His grin slips and he hesitates before asking, “Means what, baby?”
“You’re rich. What are you doing staying in this older hotel. You can afford the penthouse in any?—”
“I told you. This is where Emmerii wanted to stay. I have no desire to show off. In my mind, I’m just a guy who happens to own a successful company. Successful enough to only take projects now that are meaningful and good for the area. This allows me to get to know and care about those who work for me. It’s what I do. Not who I am.”
My heart drops lower with each of his words. He’s rich. Probably one of the wealthiest men in a city created to celebrate wealth and the famous. Then there’s me. Just who am I? I work hard yet barely scrape by. Oh shit, he doesn’t still think I’m after money, does he? Have I done anything that might lead him to believe that?
“Storm, I’m not sure what’s going on in your head.”
“You’re rich.”
“We’ve established that fact. So?”
“I’m not. Hell, I’m not even sure I’m living that much above the poverty level. You did really think I left my keys in your vehicle in order to meet you. That I’m taking advantage, that I want something—money—from you. I don’t. Quinn, I promise I don’t. I had no idea.”
He grabs my flailing hands. “Storm, stop. Look at me.”
Refusing to lift my gaze to his, I toss my head. I don’t want to see, won’t survive the condemnation sure to be filling his expression.
“Storm.” His voice goes deep and demanding. “Look at me.”
Taking a slow breath, I do. There’s no disbelief or contempt in his eyes. His lips are pressed together, but not in anger. As I watch, those lips twitch into a tired grin. “That’s it, baby. I need you to pay attention.

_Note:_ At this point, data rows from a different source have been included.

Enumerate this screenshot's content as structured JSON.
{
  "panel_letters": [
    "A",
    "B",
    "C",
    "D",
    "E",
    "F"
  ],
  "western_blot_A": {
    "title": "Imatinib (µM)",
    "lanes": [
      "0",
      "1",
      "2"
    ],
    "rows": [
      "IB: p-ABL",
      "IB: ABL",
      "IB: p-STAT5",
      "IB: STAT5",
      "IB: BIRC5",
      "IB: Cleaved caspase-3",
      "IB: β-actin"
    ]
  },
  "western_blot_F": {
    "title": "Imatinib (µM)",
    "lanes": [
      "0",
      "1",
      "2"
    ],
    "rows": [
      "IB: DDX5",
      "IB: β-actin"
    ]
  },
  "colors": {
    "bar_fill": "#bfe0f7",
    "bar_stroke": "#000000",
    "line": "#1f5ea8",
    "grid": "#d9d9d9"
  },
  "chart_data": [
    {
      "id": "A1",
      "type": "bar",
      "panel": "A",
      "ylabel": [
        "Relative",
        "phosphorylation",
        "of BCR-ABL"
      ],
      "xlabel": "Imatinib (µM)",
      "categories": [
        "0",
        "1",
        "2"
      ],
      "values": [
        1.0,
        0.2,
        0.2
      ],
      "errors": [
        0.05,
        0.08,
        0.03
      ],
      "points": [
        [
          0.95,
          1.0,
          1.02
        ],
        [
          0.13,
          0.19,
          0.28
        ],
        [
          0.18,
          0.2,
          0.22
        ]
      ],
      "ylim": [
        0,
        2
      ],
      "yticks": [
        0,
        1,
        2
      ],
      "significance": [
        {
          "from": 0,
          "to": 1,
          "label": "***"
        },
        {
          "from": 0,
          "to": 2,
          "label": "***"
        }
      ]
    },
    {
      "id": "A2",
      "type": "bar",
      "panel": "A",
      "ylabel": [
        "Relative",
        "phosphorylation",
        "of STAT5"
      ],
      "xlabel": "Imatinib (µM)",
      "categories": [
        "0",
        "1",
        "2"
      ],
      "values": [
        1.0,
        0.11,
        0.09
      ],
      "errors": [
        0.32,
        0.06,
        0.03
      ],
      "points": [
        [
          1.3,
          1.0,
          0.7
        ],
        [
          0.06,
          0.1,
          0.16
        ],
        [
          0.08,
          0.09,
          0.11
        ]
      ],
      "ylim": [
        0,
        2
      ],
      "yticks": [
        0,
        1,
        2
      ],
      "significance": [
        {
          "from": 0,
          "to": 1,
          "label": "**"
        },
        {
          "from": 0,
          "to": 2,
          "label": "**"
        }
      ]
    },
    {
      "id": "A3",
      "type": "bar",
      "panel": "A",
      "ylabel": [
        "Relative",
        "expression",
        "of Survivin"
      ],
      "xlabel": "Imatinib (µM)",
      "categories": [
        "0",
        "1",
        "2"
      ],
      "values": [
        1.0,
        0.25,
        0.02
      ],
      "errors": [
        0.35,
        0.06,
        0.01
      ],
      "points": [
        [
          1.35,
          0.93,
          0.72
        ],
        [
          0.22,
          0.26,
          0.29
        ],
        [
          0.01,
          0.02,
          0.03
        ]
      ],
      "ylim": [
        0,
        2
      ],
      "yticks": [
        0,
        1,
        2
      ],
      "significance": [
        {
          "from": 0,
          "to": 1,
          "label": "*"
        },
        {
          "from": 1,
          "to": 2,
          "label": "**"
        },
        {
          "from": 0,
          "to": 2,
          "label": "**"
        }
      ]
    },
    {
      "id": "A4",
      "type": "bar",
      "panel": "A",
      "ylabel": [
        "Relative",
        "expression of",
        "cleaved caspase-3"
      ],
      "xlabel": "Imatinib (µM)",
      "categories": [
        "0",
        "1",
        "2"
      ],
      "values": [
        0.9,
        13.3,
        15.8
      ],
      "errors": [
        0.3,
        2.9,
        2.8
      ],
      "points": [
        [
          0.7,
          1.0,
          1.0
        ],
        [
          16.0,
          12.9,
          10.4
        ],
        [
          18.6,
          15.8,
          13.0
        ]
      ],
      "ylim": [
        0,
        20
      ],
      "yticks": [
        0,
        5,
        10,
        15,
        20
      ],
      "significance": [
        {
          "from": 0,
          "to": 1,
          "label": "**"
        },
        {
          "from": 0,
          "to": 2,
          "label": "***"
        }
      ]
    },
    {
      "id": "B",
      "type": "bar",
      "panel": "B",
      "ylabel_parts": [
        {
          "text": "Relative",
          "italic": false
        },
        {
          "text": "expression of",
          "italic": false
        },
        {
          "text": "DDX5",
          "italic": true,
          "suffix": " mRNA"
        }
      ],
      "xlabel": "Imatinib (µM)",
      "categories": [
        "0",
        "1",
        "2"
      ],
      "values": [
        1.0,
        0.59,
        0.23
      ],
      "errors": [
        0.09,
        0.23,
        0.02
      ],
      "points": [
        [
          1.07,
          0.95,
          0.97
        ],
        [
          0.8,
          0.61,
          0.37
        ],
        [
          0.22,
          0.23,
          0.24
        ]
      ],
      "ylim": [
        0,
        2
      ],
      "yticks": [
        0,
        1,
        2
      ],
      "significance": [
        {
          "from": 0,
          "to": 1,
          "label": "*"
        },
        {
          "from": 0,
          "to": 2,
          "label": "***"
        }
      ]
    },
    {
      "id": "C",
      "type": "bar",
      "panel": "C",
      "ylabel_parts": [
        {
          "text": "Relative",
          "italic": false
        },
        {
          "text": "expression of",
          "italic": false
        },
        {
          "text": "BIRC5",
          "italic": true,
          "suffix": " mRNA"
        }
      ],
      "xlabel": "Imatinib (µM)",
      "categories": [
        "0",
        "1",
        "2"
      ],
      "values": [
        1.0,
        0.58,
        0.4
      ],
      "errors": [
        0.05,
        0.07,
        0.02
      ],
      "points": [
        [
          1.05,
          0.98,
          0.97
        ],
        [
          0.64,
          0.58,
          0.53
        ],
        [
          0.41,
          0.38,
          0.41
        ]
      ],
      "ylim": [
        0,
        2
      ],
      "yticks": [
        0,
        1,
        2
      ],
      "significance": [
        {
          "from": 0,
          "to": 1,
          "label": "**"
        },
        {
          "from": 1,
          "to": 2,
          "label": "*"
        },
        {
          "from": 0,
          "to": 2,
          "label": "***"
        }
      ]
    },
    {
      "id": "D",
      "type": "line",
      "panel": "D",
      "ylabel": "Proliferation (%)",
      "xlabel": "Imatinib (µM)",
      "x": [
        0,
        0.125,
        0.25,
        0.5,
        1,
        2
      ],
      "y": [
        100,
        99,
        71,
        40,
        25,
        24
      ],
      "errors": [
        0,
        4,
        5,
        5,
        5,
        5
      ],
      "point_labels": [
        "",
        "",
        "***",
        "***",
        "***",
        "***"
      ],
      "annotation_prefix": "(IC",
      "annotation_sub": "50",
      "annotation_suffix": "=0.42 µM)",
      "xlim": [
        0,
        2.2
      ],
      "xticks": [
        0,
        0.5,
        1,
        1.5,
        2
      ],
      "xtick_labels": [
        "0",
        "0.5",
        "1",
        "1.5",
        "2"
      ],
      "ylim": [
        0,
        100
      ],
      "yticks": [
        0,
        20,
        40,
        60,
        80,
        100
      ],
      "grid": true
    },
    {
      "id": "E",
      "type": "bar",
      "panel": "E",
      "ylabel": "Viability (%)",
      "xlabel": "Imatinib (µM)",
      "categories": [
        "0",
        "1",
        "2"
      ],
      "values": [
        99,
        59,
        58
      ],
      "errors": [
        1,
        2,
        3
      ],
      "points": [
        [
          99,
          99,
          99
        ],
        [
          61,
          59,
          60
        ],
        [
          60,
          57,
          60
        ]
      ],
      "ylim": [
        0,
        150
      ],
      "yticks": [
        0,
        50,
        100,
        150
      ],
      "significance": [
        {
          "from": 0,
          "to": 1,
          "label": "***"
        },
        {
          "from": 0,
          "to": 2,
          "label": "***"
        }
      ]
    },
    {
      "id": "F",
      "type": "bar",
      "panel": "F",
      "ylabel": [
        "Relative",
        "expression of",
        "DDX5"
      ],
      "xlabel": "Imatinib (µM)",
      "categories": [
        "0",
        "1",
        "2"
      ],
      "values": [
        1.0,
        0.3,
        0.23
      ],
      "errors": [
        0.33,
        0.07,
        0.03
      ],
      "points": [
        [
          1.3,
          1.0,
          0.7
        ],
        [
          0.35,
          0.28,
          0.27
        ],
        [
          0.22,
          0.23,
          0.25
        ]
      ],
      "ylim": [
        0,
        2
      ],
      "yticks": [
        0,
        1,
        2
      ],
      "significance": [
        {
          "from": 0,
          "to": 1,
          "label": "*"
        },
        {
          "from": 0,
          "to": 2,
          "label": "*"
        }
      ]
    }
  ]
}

I’m no different than I was five minutes ago, before you knew about my business. While the way we met is unusual, I thank fate, destiny, or whatever that it happened. Because even in this short time, I’ve come to care for you a great deal.”
My mind is at war with my heart and I don’t know what to think. The sting of tears makes me blink. Why are there tears anyway? I’ve got nothing to cry about. Except… except his kindness. His understanding. The look in his eyes. “I do, too. Like you a lot, I mean.”
“Can we simply be us? No dollar signs between us? Will you take a chance with me? Storm, I want to be with you.”
He takes a breath as though to say more but presses his lips together again. I can’t deny I want him in my life. All my life I’ve been scraping by, first with Dad as he built his business, now while trying to make it on my own. I don’t know how to act around someone who’s had money and privilege their whole life.
I learned how to survive with nothing. I don’t have much beyond that ability and my skill with motors to bring into a relationship. Do I dare? “I want to be with you, Quinn. I just don’t know how.”
“Let’s start with this.” He stands and pulls me into his arms.